Diese "biogene" Theorie stammt von 1790!!!! erdöl wird teilweise aus 13000m Tiefe gefördert, noch nie wurden Fossilien nachgewiesen. Einer abiogenen Theorie zufolge schwimmen die Kontinente auf riesigen Kohlenwasserstoffvorkommen. KWs sind demnach sozusagen die stabilen Kohlenstoffverbindungen unter dem Erdmantel (kein O2), wie CO2 in der Atmosphäre. Das Gestein enthält Kohlenstoff, Wasserstoff kommt eh überall vor. Unter Druck und Hitze soll zuerst Methangas und später komplexere KWs entstehen.
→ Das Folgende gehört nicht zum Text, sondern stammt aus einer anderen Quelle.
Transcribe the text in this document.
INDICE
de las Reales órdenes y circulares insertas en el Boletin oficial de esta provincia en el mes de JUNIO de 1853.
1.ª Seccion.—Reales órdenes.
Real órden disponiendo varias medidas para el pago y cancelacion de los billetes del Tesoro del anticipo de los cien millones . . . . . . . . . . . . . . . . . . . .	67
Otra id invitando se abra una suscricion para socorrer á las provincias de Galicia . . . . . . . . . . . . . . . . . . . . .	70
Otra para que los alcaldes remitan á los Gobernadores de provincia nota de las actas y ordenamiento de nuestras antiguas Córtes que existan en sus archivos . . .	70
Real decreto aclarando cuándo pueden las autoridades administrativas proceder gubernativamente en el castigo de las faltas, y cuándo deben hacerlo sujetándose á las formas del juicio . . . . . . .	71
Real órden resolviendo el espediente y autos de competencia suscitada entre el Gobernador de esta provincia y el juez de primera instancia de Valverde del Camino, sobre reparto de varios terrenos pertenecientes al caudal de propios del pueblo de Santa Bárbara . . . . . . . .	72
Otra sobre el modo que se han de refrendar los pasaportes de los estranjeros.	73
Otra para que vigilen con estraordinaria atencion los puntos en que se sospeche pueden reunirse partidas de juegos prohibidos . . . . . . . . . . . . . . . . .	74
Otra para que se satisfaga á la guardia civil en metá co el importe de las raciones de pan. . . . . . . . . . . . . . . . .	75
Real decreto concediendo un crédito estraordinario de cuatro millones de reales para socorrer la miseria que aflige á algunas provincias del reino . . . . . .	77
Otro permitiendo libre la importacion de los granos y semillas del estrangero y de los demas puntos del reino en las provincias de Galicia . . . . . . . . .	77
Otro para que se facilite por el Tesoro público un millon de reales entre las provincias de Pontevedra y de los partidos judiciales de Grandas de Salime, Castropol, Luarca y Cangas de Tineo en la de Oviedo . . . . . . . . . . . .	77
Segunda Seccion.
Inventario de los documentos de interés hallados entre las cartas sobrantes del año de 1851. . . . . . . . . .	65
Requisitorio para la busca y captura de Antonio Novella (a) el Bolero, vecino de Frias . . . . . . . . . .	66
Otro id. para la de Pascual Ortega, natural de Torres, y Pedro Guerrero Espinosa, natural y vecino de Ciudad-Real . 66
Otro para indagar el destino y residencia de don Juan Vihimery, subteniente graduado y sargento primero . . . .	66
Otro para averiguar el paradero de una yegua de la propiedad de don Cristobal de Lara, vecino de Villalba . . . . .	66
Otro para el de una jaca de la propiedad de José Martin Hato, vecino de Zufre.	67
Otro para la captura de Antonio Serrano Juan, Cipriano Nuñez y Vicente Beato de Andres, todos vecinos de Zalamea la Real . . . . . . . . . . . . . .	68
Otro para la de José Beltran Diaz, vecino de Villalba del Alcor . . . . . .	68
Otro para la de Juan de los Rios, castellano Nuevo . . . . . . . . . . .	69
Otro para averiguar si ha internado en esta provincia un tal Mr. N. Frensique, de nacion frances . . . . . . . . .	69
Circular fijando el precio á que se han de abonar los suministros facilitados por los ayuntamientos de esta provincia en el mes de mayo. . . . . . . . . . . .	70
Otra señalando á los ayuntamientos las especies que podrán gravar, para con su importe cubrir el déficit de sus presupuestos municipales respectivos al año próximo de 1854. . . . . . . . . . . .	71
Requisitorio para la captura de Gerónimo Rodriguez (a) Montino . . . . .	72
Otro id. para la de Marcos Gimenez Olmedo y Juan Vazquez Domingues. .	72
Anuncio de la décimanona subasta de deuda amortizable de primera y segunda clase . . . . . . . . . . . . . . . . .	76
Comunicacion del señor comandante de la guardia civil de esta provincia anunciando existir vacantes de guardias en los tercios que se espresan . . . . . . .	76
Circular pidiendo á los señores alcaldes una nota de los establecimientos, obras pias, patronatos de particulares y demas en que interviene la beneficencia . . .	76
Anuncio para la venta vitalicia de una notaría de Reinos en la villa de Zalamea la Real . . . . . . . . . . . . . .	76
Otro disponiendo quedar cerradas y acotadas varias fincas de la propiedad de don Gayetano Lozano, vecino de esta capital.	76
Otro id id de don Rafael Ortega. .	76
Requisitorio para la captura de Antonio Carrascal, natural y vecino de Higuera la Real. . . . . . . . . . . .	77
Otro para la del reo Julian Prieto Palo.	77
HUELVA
Auch wird das Öl ja meistens in geologisch aktiven Zonen gefördert (Arabien, Persien,Ostküste Amerikas usw.), wo das öl theoretisch durch Verwerfungen der Erdkruste näher an die Oberfläche gelangt. Auch füllen sich die Ölquellen langsam wieder...

--> siehe Thomas Gold, abiogene Theorie der Erdölentstehung

trixieminze 08.03.2011, 14:38

Sehr interessant. Energie bildet sich aus dem Nichts, ohne Sonnenenergie.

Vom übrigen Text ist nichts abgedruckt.